2) The one-row case is not a common one, so you have information from adjacent rows which might inform how abrupt/gradual the transitions are. This doesn't provide new information in an absolute sense (the real object might have sharply defined square blocks as its true shading!), but one can infer norms across the surface and then use those locally.

3) When you have selective high-resolution imaging of a world but only low-resolution imaging in many other areas, you can use this information to set the parameters in (1). This seems applicable for, eg., Europa and Pluto.

But given, say, an exoplanet with no high-resolution data possible, the ability to guess at details more fine than we can see in the raw image is going to be close to nil.
ZLD
I absolutely do agree that at a measured 'image', a single pixel in height, will leave the raw information as the best obtainable at the time. Without lots of other data, theres nothing else to work from.

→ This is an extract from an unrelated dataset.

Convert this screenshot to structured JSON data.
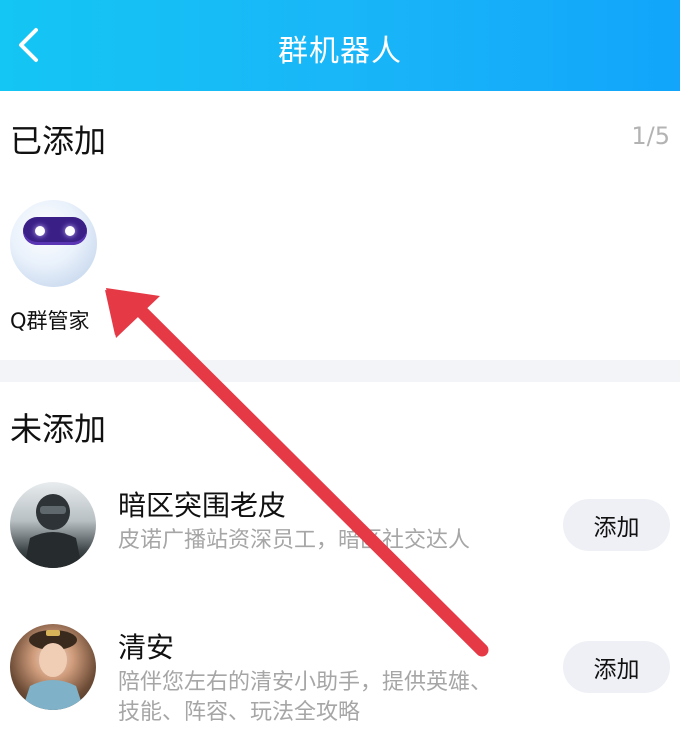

However, it wouldn't be completely useless to make inferences based on lots of other collected data and following up by defining several scenarios based on multiple interpretations of the data. Isn't that the basis for forming future experiments most of the time?
JRehling
That's all fair and well; making the process more mature, one would define the parameters distinguishing one situation from another. e.g., Mercury at high phase angle, Mars at high phase angle, Iapetus at high phase angle, Mercury at low phase angle, etc. (Certainly, resolution is another important determiner of context: Rough at one resolution is smooth at another.)

Then, for any given image, you could say, here's a P% increase in resolution assuming a [KNOWN WORLD]-like surface at this phase angle, and whatever one sees or doesn't see, the prediction is appropriately contextualized. If the assumption is correct, the prediction should be correct. If we know that the assumption is questionable, then we know that the prediction is questionable.
alex_k
QUOTE (ZLD @ Jul 29 2015, 10:20 PM) *
Also, finally got around to looking through the paper. If I am understanding correctly, the very orange image is based on a 6x1 pixel image and then stretched out.

I understand it's an estimation - i.e. if to downsample the "ground thruth" image to 6x1 they will be comparable. And I think the authors underestimated the resulted image, because it has frequency structure that allowed to perform the extrapolation.

QUOTE (ZLD @ Jul 29 2015, 10:20 PM) *
I could see their method being pretty useful in observing exoplanets if the resolution can hit a few pixels across.

Yes, I think the method should be very promising for approximate mapping of exoplanets, Kuiper belt objects, etc. I'm sure it can be modified not only for 1 pixel observation but for 2x2 and any other resolution available from HST for the object. Having quality models and adequate algorithms it's possible to extract rich information even from several pixels.

upd: Most probably, original resolution of the "orange" image was 60x30 px.